Z世代投資家は規律ある姿勢でTradFiに参入、初回投資先はNVIDIAが首位=Binance Research
重要ポイント
- •Z世代投資家の30%は大学在学中または成人初期に投資を始めており、Millennialsの割合の2倍超で、より上の世代と比べても大幅に高い。
- •Z世代はBinance Direct StocksとbStocksの利用者の44%を占め、同プラットフォームで利用可能な3つすべてのTradFi商品を利用するユーザーの48%を占めている。
- •BinanceにおけるZ世代TradFiユーザーの95%超は新興市場に由来しており、こうした地域では投資家が市場アクセスのためにデジタルファーストのプラットフォームへの依存を強めている。
- •レバレッジ型ETFはZ世代の取引高のわずか5.9%で、全世代の中で最も低い一方、ポートフォリオの約60%はInformation TechnologyおよびCommunication Servicesセクターに配分されている。
- •株式資産がUS$2,000未満のBinanceのNext Gen Usersセグメントは、年初来でUS$80 billionのTradFi取引高を生み出しており、月間24%で成長している。

Z世代投資家は、若いトレーダーがミーム株を追いかけるという固定観念を払拭しつつある。Binance Researchによると、Z世代は前の世代より早く金融市場に参入しており、しかも顕著な規律をもって取り組んでいる。投機に傾くのではなく、多くは確立されたテクノロジー企業を中心にポートフォリオを構築し、暗号資産ネイティブのプラットフォームを通じて提供される伝統的金融(TradFi)商品を採用する動きも強めている。
この調査結果は、暗号資産取引所やフィンテックプラットフォームの多くがデジタル資産の枠を超えて株式取引へと事業を拡大している中で示されたもので、暗号資産と伝統的市場インフラのより広範な融合を示している。
早期投資と金融教育
報告書によると、Z世代投資家の30%は大学在学中または成人初期に投資を始めており、Millennialsの15%、Gen Xの9%、Baby Boomersのわずか6%を上回った。特に注目されるのは、Z世代回答者の77%が投資開始前に正式な金融教育を受けていたと回答した点だ。

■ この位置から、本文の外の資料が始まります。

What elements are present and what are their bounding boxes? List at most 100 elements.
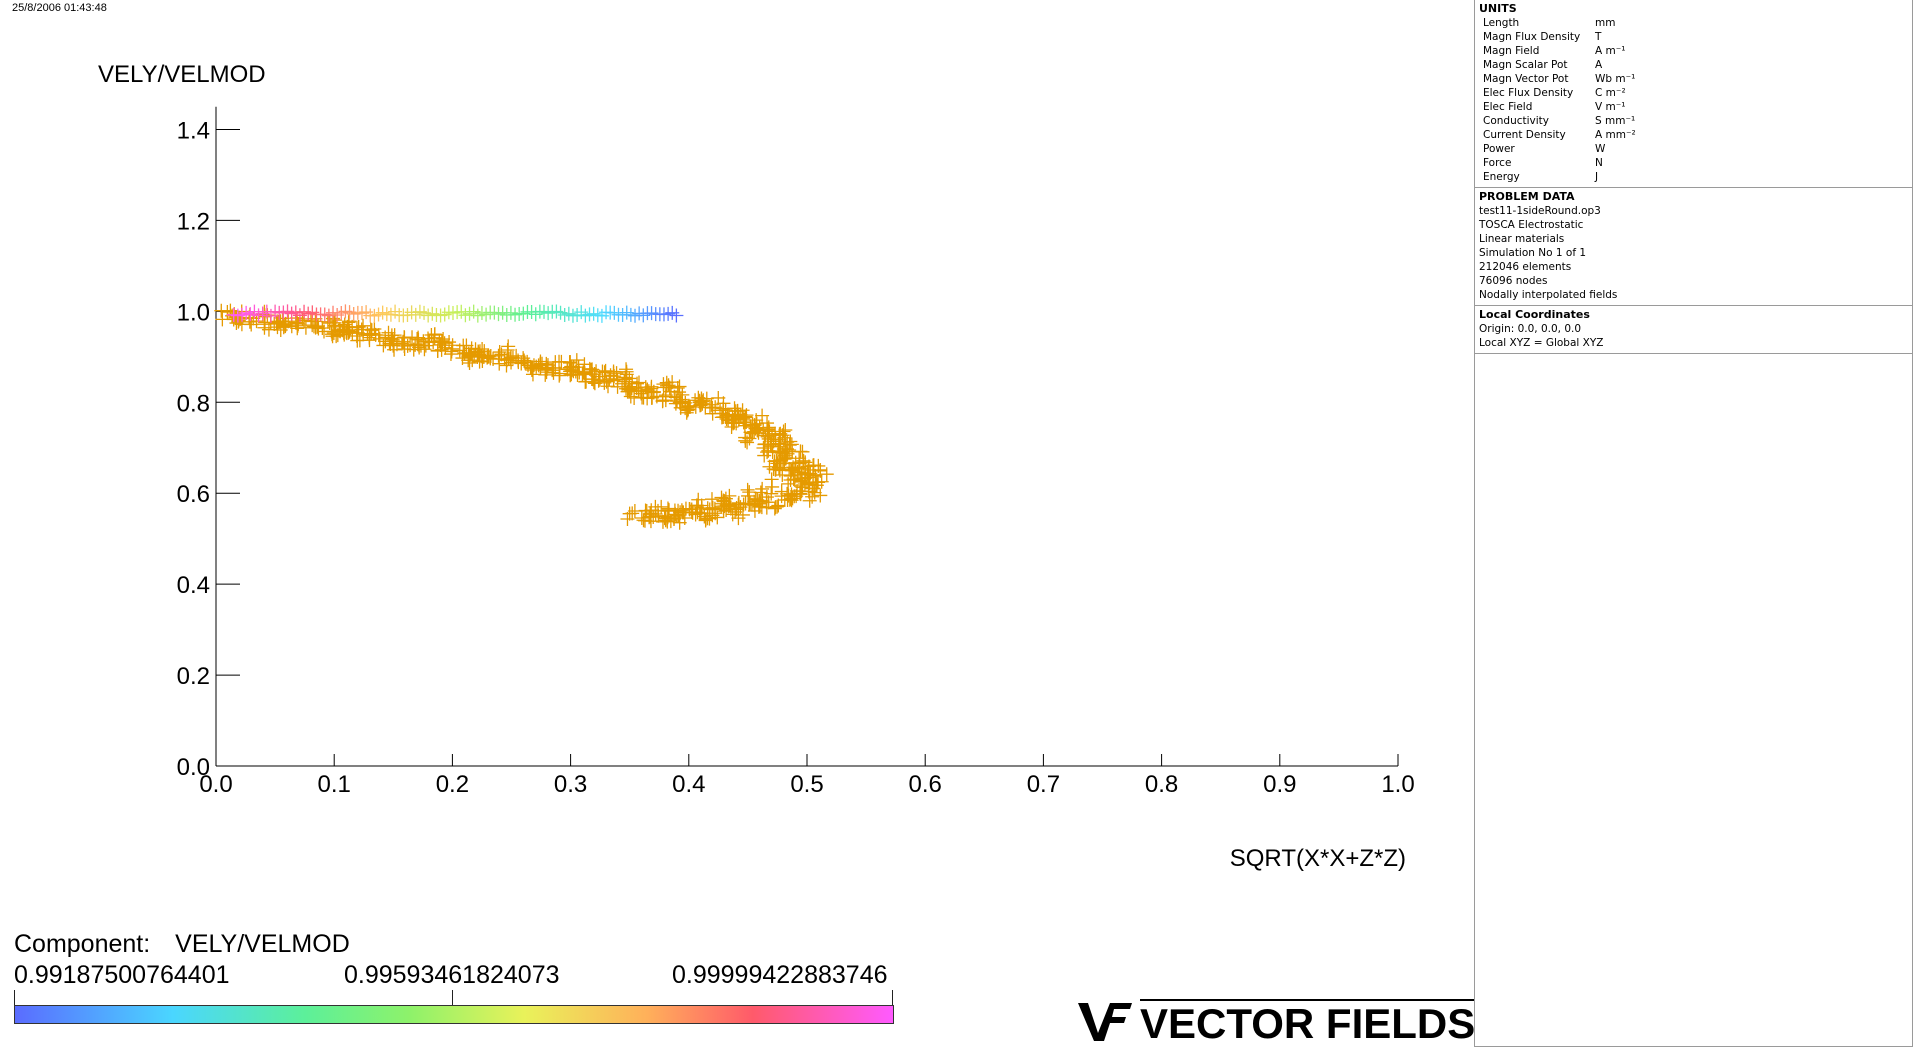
colorbar	[14, 1005, 894, 1024]
data-point	[680, 403, 695, 418]
local-coordinates-list: Origin: 0.0, 0.0, 0.0 Local XYZ = Global …	[1479, 322, 1908, 350]
data-point	[795, 480, 810, 495]
data-point	[480, 349, 495, 364]
unit-row: Energy J	[1479, 170, 1908, 184]
data-point	[481, 348, 496, 363]
unit-name: Magn Field	[1483, 45, 1540, 57]
unit-name: Conductivity	[1483, 115, 1549, 127]
data-point	[475, 341, 490, 356]
data-point	[755, 408, 770, 423]
data-point	[636, 513, 651, 528]
data-point	[790, 483, 805, 498]
data-point	[755, 481, 770, 496]
data-point	[531, 358, 546, 373]
data-point	[499, 358, 514, 373]
unit-row: Power W	[1479, 142, 1908, 156]
unit-name: Elec Flux Density	[1483, 87, 1574, 99]
colormapped-point	[334, 306, 349, 321]
colormapped-point	[479, 307, 494, 322]
x-tick-label: 0.4	[672, 771, 705, 798]
colormapped-point	[305, 305, 320, 320]
problem-data-list: test11-1sideRound.op3 TOSCA Electrostatic…	[1479, 204, 1908, 302]
data-point	[665, 375, 680, 390]
unit-row: Elec Flux Density C m⁻²	[1479, 86, 1908, 100]
data-point	[777, 452, 792, 467]
problem-data-line: Linear materials	[1479, 233, 1565, 245]
x-tick-label: 0.2	[436, 771, 469, 798]
colormapped-point	[458, 308, 473, 323]
data-point	[276, 320, 291, 335]
colormapped-point	[354, 306, 369, 321]
unit-row: Length mm	[1479, 16, 1908, 30]
y-axis-label: VELY/VELMOD	[98, 61, 266, 88]
data-point	[667, 511, 682, 526]
colormapped-point	[549, 304, 564, 319]
info-panel: UNITS Length mm Magn Flux Density T Magn Fie…	[1474, 0, 1913, 1047]
colormapped-point	[594, 308, 609, 323]
data-point	[730, 403, 745, 418]
colormapped-point	[408, 307, 423, 322]
data-point	[311, 319, 326, 333]
data-point	[767, 501, 782, 516]
data-point	[661, 378, 676, 393]
data-point	[755, 493, 770, 508]
data-point	[552, 354, 567, 369]
data-point	[792, 486, 807, 501]
unit-value: N	[1595, 157, 1603, 169]
data-point	[342, 324, 357, 339]
colorbar-right-tick	[892, 990, 893, 1005]
data-point	[341, 325, 356, 340]
problem-data-line: test11-1sideRound.op3	[1479, 205, 1601, 217]
brand-logo: VECTOR FIELDS	[1076, 995, 1476, 1047]
data-point	[785, 491, 800, 506]
colormapped-point	[644, 306, 659, 321]
data-point	[483, 351, 498, 366]
data-point	[747, 503, 762, 518]
data-point	[634, 511, 649, 526]
data-point	[782, 437, 797, 452]
colormapped-point	[508, 307, 523, 322]
colormapped-point	[297, 304, 312, 319]
colormapped-point	[623, 307, 638, 322]
colormapped-point	[462, 306, 477, 321]
unit-row: Magn Scalar Pot A	[1479, 58, 1908, 72]
data-point	[249, 314, 264, 329]
data-point	[639, 503, 654, 518]
unit-name: Elec Field	[1483, 101, 1533, 113]
colormapped-point	[607, 305, 622, 320]
y-tick-label: 0.8	[177, 390, 210, 417]
data-point	[719, 498, 734, 513]
data-point	[791, 467, 806, 482]
colormapped-point	[578, 308, 593, 323]
data-point	[749, 416, 764, 431]
data-point	[813, 488, 828, 503]
data-point	[700, 501, 715, 516]
local-coordinates-line: Origin: 0.0, 0.0, 0.0	[1479, 323, 1582, 335]
unit-value: mm	[1595, 17, 1616, 29]
data-point	[349, 320, 364, 335]
data-point	[257, 320, 272, 335]
data-point	[781, 476, 796, 491]
data-point	[501, 339, 516, 354]
data-point	[788, 455, 803, 470]
unit-value: V m⁻¹	[1595, 101, 1626, 113]
legend-component-label: Component:	[14, 930, 151, 958]
legend-max-value: 0.99999422883746	[672, 961, 888, 989]
data-point	[724, 415, 739, 430]
data-point	[511, 353, 526, 368]
data-point	[356, 318, 371, 333]
x-tick-label: 0.5	[790, 771, 823, 798]
data-point	[729, 502, 744, 517]
data-point	[738, 433, 753, 448]
data-point	[619, 364, 634, 379]
data-point	[658, 388, 673, 403]
data-point	[497, 352, 512, 367]
problem-data-line: TOSCA Electrostatic	[1479, 219, 1584, 231]
data-point	[743, 425, 758, 440]
colormapped-point	[665, 305, 680, 320]
data-point	[320, 314, 335, 329]
data-point	[738, 496, 753, 511]
brand-text: VECTOR FIELDS	[1140, 999, 1476, 1047]
colormapped-point	[661, 306, 676, 321]
problem-data-line: 76096 nodes	[1479, 275, 1548, 287]
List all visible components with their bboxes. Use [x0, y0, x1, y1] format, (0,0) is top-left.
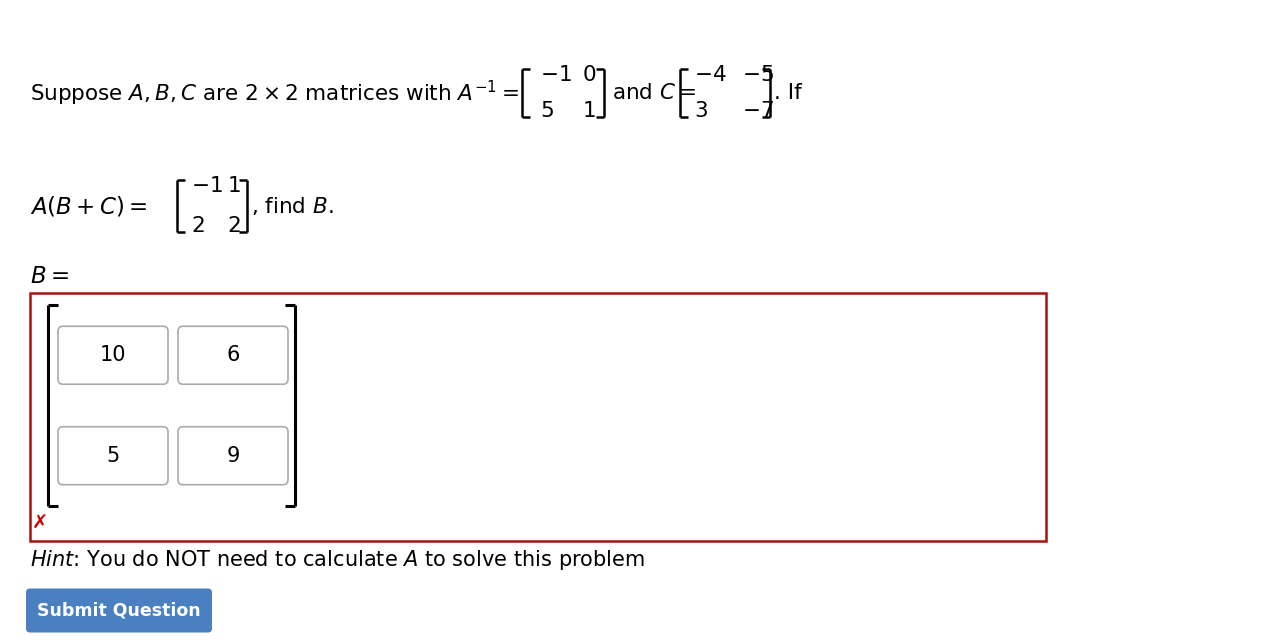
Text: $-1$: $-1$ — [191, 176, 223, 196]
Text: 10: 10 — [100, 345, 127, 365]
Text: ✗: ✗ — [32, 513, 48, 533]
Text: $2$: $2$ — [227, 216, 241, 236]
FancyBboxPatch shape — [58, 427, 168, 485]
FancyBboxPatch shape — [58, 327, 168, 384]
FancyBboxPatch shape — [179, 427, 287, 485]
Text: 6: 6 — [227, 345, 239, 365]
Text: 5: 5 — [106, 446, 119, 466]
Text: $-1$: $-1$ — [541, 66, 572, 86]
FancyBboxPatch shape — [27, 589, 211, 632]
Text: 9: 9 — [227, 446, 239, 466]
Text: $A(B + C) =$: $A(B + C) =$ — [30, 194, 148, 218]
Text: $3$: $3$ — [694, 101, 708, 121]
Text: $-7$: $-7$ — [742, 101, 774, 121]
Text: Suppose $A, B, C$ are $2 \times 2$ matrices with $A^{-1} =$: Suppose $A, B, C$ are $2 \times 2$ matri… — [30, 79, 519, 108]
Text: $0$: $0$ — [582, 66, 596, 86]
Text: $\it{Hint}$: You do NOT need to calculate $A$ to solve this problem: $\it{Hint}$: You do NOT need to calculat… — [30, 548, 644, 573]
Text: $-5$: $-5$ — [742, 66, 774, 86]
Text: $5$: $5$ — [541, 101, 555, 121]
Text: . If: . If — [774, 83, 801, 104]
Text: $2$: $2$ — [191, 216, 205, 236]
FancyBboxPatch shape — [30, 293, 1046, 541]
Text: , find $B$.: , find $B$. — [251, 195, 333, 217]
Text: $-4$: $-4$ — [694, 66, 727, 86]
FancyBboxPatch shape — [179, 327, 287, 384]
Text: $B =$: $B =$ — [30, 265, 68, 289]
Text: Submit Question: Submit Question — [37, 601, 201, 620]
Text: $1$: $1$ — [582, 101, 595, 121]
Text: $1$: $1$ — [227, 176, 241, 196]
Text: and $C =$: and $C =$ — [611, 83, 696, 104]
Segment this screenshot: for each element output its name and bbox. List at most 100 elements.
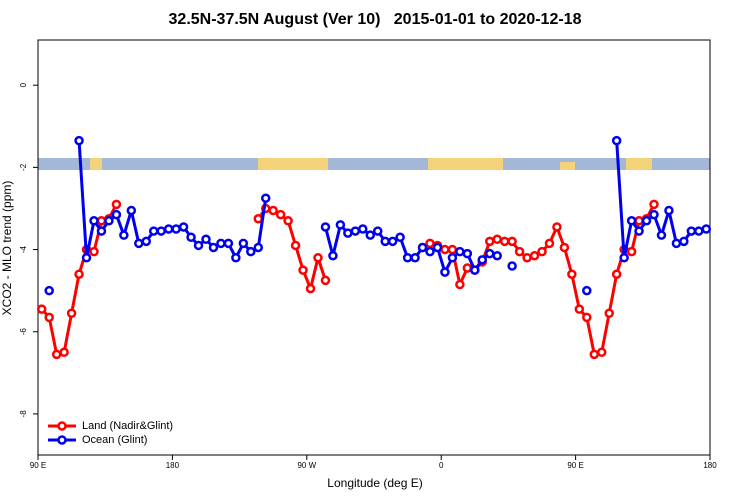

こうした準備は、測定可能な普及につながっているようだ。Z世代は現在、Binance Direct StocksとbStocksの利用者の44%を占め、同プラットフォームで利用可能な3つすべてのTradFi商品を利用するユーザーの48%を占めている。新規にオンボーディングされたTradFiユーザーに占めるZ世代の割合も着実に上昇し、2026年1月の41%から7月までに47%へと増加した。
新興市場が成長をけん引
TradFi参加の拡大は、主に従来の金融ハブの外で起きている。全世代のTradFiユーザーの90%超が新興市場に由来しており、Z世代ユーザーに限るとこの割合は95%に上昇する。この傾向は、証券仲介インフラが比較的未発達な地域の投資家が、市場アクセスを得るためにデジタルファーストのプラットフォームへ increasingly 依存しているという、より広範な流れと一致している。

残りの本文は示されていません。